SIR
(1. YAZI)
Gecenin bir vaktinde kapı çalındı, gidip açtım. Karşımda efendim duruyordu.
İşin aksi tarafına bak ki, o gece de bizim yamuk tarlanın suyu vardı.
Saat biri çeyrek geçe.
Su ateş pahası.
Tarlaya pancar ekmişiz.
Lüksü yaktırdım, bizim küçük oğlan yanımda, omuzda bel, elde kürek vaktinden önce yola düştük.
Suyu Hanaltı'ndan kaldırıp tarlaya vuracağız. Pancarın dibi taş olmuş sanki.
O yıl da bir sıcak var ağa, bir sıcak.
Neyse..... Suyu indirdik Allah'ıma şükür.
Bir o yana seğirt, bir bu yana.
Oğlan daha ufak, eli kürek tutacak gibi değil, sade ışığı dolaştırıyor, boyu beraber çamura belendim, ter tırnağımdan çıkıyor.
Biz pancarı kurtardık.
Cenabı Hak böyle bir saat su daha nasip etse bu yılki mahsulu toparladık say.

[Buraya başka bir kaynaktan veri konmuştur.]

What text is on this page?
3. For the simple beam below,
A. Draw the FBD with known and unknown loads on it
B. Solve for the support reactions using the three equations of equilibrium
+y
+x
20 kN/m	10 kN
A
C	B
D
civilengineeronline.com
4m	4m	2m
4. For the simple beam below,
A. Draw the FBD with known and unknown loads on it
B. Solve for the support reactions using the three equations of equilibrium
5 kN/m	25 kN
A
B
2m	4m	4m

Sırtüstü uzandım, yıldızları seyre durdum biraz. Vücudumun her bir yerinden başka bir ses geliyor.
Ne de olsa yaş kemale erdi, bir tarla su yordu bizi.... Yorsun..

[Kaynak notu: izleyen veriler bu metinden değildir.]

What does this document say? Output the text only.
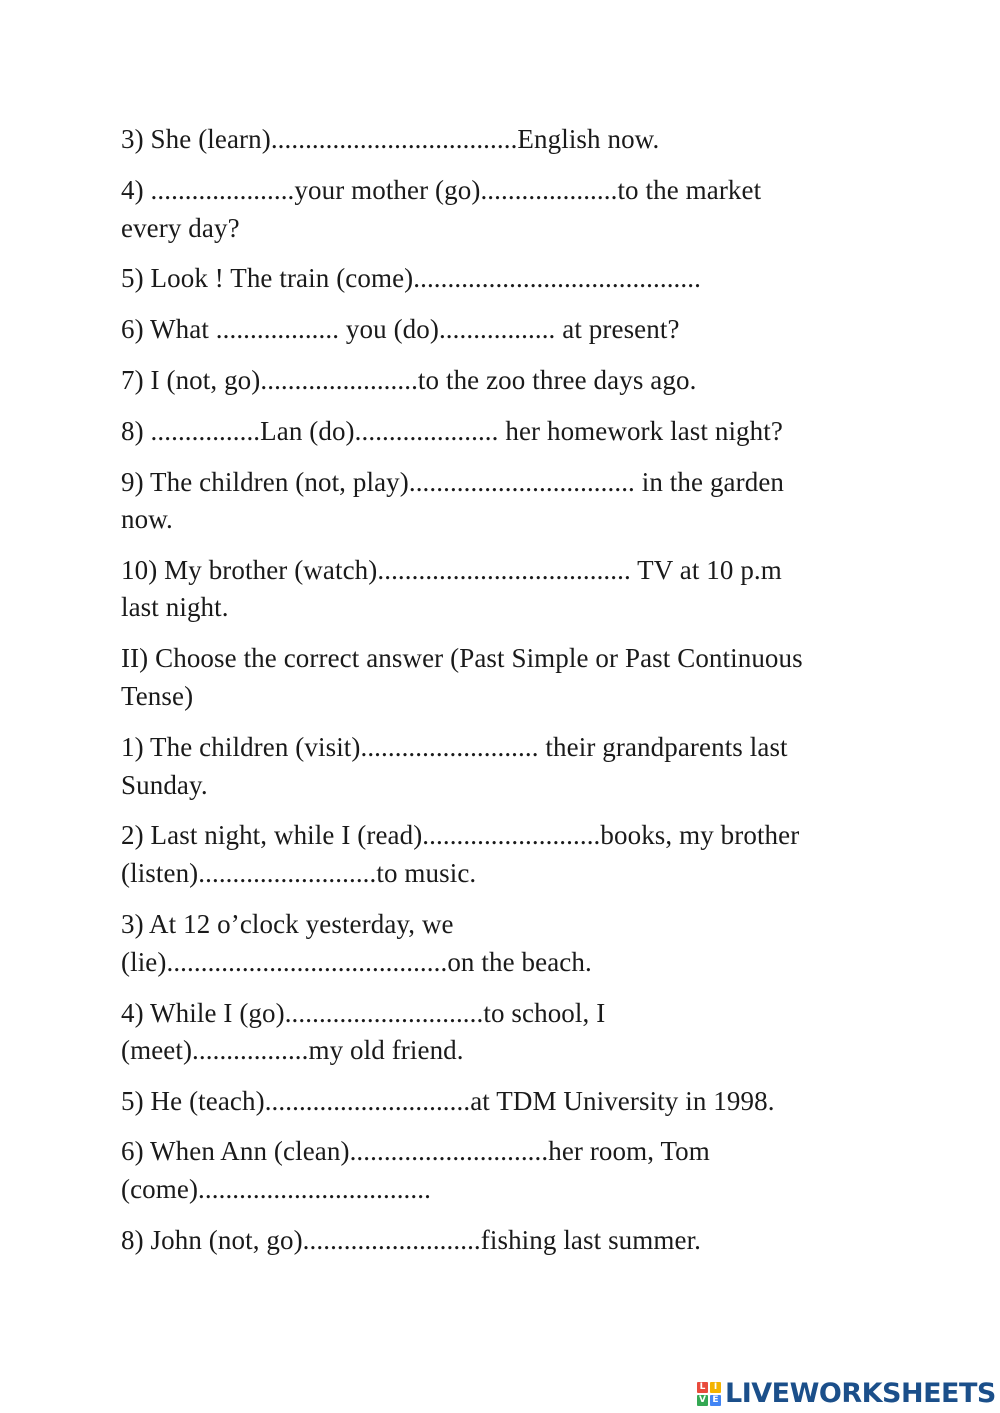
3) She (learn)....................................English now.
4) .....................your mother (go)....................to the market
every day?
5) Look ! The train (come)..........................................
6) What .................. you (do)................. at present?
7) I (not, go).......................to the zoo three days ago.
8) ................Lan (do)..................... her homework last night?
9) The children (not, play)................................. in the garden
now.
10) My brother (watch)..................................... TV at 10 p.m
last night.
II) Choose the correct answer (Past Simple or Past Continuous
Tense)
1) The children (visit).......................... their grandparents last
Sunday.
2) Last night, while I (read)..........................books, my brother
(listen)..........................to music.
3) At 12 o’clock yesterday, we
(lie).........................................on the beach.
4) While I (go).............................to school, I
(meet).................my old friend.
5) He (teach)..............................at TDM University in 1998.
6) When Ann (clean).............................her room, Tom
(come)..................................
8) John (not, go)..........................fishing last summer.
L I
V E LIVEWORKSHEETS
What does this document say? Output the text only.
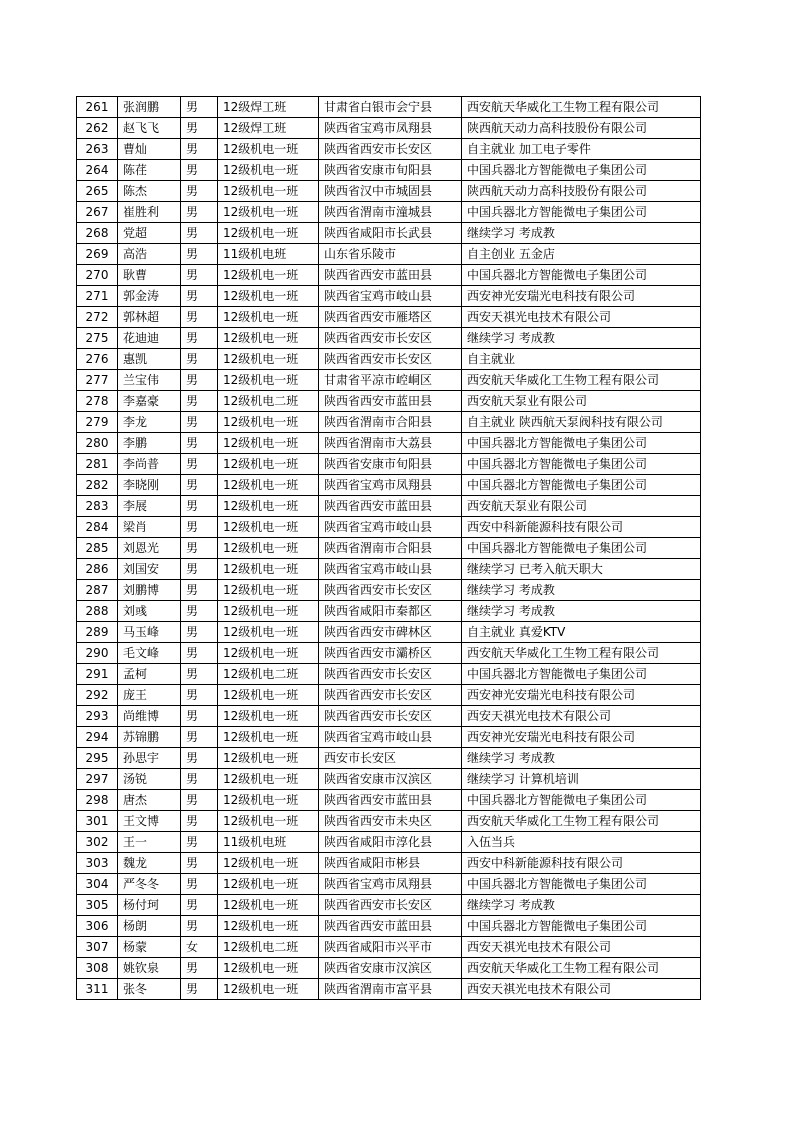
261	张润鹏	男	12级焊工班	甘肃省白银市会宁县	西安航天华威化工生物工程有限公司
262	赵飞飞	男	12级焊工班	陕西省宝鸡市凤翔县	陕西航天动力高科技股份有限公司
263	曹灿	男	12级机电一班	陕西省西安市长安区	自主就业 加工电子零件
264	陈荏	男	12级机电一班	陕西省安康市旬阳县	中国兵器北方智能微电子集团公司
265	陈杰	男	12级机电一班	陕西省汉中市城固县	陕西航天动力高科技股份有限公司
267	崔胜利	男	12级机电一班	陕西省渭南市潼城县	中国兵器北方智能微电子集团公司
268	党超	男	12级机电一班	陕西省咸阳市长武县	继续学习 考成教
269	高浩	男	11级机电班	山东省乐陵市	自主创业 五金店
270	耿曹	男	12级机电一班	陕西省西安市蓝田县	中国兵器北方智能微电子集团公司
271	郭金涛	男	12级机电一班	陕西省宝鸡市岐山县	西安神光安瑞光电科技有限公司
272	郭林超	男	12级机电一班	陕西省西安市雁塔区	西安天祺光电技术有限公司
275	花迪迪	男	12级机电一班	陕西省西安市长安区	继续学习 考成教
276	惠凯	男	12级机电一班	陕西省西安市长安区	自主就业
277	兰宝伟	男	12级机电一班	甘肃省平凉市崆峒区	西安航天华威化工生物工程有限公司
278	李嘉豪	男	12级机电二班	陕西省西安市蓝田县	西安航天泵业有限公司
279	李龙	男	12级机电一班	陕西省渭南市合阳县	自主就业 陕西航天泵阀科技有限公司
280	李鹏	男	12级机电一班	陕西省渭南市大荔县	中国兵器北方智能微电子集团公司
281	李尚普	男	12级机电一班	陕西省安康市旬阳县	中国兵器北方智能微电子集团公司
282	李晓刚	男	12级机电一班	陕西省宝鸡市凤翔县	中国兵器北方智能微电子集团公司
283	李展	男	12级机电一班	陕西省西安市蓝田县	西安航天泵业有限公司
284	梁肖	男	12级机电一班	陕西省宝鸡市岐山县	西安中科新能源科技有限公司
285	刘恩光	男	12级机电一班	陕西省渭南市合阳县	中国兵器北方智能微电子集团公司
286	刘国安	男	12级机电一班	陕西省宝鸡市岐山县	继续学习 已考入航天职大
287	刘鹏博	男	12级机电一班	陕西省西安市长安区	继续学习 考成教
288	刘彧	男	12级机电一班	陕西省咸阳市秦都区	继续学习 考成教
289	马玉峰	男	12级机电一班	陕西省西安市碑林区	自主就业 真爱KTV
290	毛文峰	男	12级机电一班	陕西省西安市灞桥区	西安航天华威化工生物工程有限公司
291	孟柯	男	12级机电二班	陕西省西安市长安区	中国兵器北方智能微电子集团公司
292	庞王	男	12级机电一班	陕西省西安市长安区	西安神光安瑞光电科技有限公司
293	尚维博	男	12级机电一班	陕西省西安市长安区	西安天祺光电技术有限公司
294	苏锦鹏	男	12级机电一班	陕西省宝鸡市岐山县	西安神光安瑞光电科技有限公司
295	孙思宇	男	12级机电一班	西安市长安区	继续学习 考成教
297	汤锐	男	12级机电一班	陕西省安康市汉滨区	继续学习 计算机培训
298	唐杰	男	12级机电一班	陕西省西安市蓝田县	中国兵器北方智能微电子集团公司
301	王文博	男	12级机电一班	陕西省西安市未央区	西安航天华威化工生物工程有限公司
302	王一	男	11级机电班	陕西省咸阳市淳化县	入伍当兵
303	魏龙	男	12级机电一班	陕西省咸阳市彬县	西安中科新能源科技有限公司
304	严冬冬	男	12级机电一班	陕西省宝鸡市凤翔县	中国兵器北方智能微电子集团公司
305	杨付珂	男	12级机电一班	陕西省西安市长安区	继续学习 考成教
306	杨朗	男	12级机电一班	陕西省西安市蓝田县	中国兵器北方智能微电子集团公司
307	杨蒙	女	12级机电二班	陕西省咸阳市兴平市	西安天祺光电技术有限公司
308	姚钦泉	男	12级机电一班	陕西省安康市汉滨区	西安航天华威化工生物工程有限公司
311	张冬	男	12级机电一班	陕西省渭南市富平县	西安天祺光电技术有限公司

Oglan lüks lambasını sallaya sallaya geldi, fukaranın gözünden uyku akıyor ki, düştü düşecek....
Döndük eve..
İşte böyle.
Efendimi kapının önünde görünce.
İlkin eğilip ayaklarıma bakıvermişim.. insanız ya..
Daha çamuru üstünde.. Kulaklarıma kadar kızarmışım..
Şeyhim gülümseyip sırtımı sıvazladı..
"Aldırma dedi.. "Rençberlik, olacak o kadar".. Geçti içeri, oturdu.
Yanında ihvan-ın ileri gelenlerinden iki kişi daha var.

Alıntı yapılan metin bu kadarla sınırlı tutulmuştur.